Flu season is generally between October and May and peaks in December and January. This year, however, it arrived at least six weeks too early as the disease was more severe. Hospital stays were high in all age groups, but the highest rates were among adults aged 65 and over and children aged 4 years and younger.
Influenza hasn’t been a serious problem in the past two years as people have taken precautionary measures against COVID-19, such as masking and physical distancing. But a large majority of the country has left these protective measures behind, and as more and more people enter the house in the colder months, the virus is taking its toll.
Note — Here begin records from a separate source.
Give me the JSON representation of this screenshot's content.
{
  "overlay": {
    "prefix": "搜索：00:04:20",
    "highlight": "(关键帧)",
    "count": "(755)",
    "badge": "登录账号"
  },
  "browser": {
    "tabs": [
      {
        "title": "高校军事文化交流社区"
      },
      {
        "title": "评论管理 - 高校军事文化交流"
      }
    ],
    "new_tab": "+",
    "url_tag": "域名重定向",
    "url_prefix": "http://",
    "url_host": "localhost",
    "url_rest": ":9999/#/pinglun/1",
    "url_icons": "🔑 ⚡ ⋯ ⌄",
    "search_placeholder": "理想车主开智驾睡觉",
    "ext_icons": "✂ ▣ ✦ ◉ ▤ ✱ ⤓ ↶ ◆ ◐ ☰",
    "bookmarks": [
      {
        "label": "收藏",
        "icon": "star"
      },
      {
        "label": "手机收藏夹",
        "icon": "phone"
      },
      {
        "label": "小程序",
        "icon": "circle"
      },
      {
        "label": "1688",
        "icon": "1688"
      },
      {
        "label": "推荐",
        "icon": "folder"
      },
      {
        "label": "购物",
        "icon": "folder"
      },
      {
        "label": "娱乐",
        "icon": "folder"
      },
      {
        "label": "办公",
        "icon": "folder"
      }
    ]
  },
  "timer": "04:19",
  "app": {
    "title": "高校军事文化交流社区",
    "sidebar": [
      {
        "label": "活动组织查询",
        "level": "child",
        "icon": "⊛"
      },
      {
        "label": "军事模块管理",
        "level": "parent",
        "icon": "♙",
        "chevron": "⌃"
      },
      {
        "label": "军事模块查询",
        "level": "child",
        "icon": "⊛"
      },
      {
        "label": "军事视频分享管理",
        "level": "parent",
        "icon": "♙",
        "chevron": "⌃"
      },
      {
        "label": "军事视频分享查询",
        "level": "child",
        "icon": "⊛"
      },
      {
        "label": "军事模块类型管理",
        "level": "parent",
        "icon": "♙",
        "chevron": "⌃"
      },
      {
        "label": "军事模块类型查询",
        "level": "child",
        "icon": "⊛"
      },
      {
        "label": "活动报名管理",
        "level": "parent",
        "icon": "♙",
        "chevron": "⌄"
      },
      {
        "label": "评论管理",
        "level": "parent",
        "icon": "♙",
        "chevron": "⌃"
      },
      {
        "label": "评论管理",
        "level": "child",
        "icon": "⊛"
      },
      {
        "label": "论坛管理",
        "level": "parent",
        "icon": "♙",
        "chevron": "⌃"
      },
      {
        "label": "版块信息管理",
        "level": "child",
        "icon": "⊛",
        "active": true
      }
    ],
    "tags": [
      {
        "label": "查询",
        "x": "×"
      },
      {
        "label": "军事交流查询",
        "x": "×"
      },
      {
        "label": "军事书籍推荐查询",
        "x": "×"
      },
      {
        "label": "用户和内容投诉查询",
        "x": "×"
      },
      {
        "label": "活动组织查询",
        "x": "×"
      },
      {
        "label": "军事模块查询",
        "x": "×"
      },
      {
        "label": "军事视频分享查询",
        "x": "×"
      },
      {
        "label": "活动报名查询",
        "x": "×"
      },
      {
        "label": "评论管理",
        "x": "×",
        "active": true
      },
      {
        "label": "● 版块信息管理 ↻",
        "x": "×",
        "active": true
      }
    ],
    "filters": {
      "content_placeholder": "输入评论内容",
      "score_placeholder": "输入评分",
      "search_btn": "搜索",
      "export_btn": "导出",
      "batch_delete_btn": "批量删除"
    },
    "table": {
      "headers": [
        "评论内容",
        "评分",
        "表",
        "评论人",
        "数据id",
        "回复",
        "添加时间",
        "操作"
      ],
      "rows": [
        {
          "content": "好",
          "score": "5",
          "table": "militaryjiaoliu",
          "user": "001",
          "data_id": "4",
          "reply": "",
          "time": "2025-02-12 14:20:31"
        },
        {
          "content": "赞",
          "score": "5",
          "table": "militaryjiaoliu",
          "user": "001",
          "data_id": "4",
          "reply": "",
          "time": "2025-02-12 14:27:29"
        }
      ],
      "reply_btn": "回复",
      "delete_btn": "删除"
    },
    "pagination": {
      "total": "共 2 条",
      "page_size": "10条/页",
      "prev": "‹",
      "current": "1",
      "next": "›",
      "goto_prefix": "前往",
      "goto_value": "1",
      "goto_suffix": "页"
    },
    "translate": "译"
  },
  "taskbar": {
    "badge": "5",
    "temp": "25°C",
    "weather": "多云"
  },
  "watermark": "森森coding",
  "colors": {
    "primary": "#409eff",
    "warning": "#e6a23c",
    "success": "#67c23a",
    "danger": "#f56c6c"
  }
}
“Today, we are taking action so that all countries can meet the increased demand for Tamiflu this flu season. Government stocks can be used, and when jurisdictions need access to strategic national stocks, they now have them to respond to the current seasonal flu outbreak,” Xavier Becerra, secretary of the Department of Health and Welfare, said in a statement.
The HHS Administration for Strategic Preparedness and Response will work with relevant agencies to review all requests for Tamiflu under the Strategic National Stockpile.
Jurisdictions can surrender certain batches of Tamiflu purchased between 2006 and 2009 for pandemic preparedness. Although they were originally intended for a pandemic, they can be used during the current flu season, according to HHS.
Jurisdictions that have exhausted their own stocks of Tamiflu may request additional doses from the national stockpile. The product is part of the federal stockpile of antiviral drugs, which is stored for pandemic preparedness, according to HHS.
This development comes against the background of a sharp increase in RSV (Respiratory Syncytial Virus) infections, which overcrowded children’s hospitals. In the meantime, coronavirus cases are also increasing.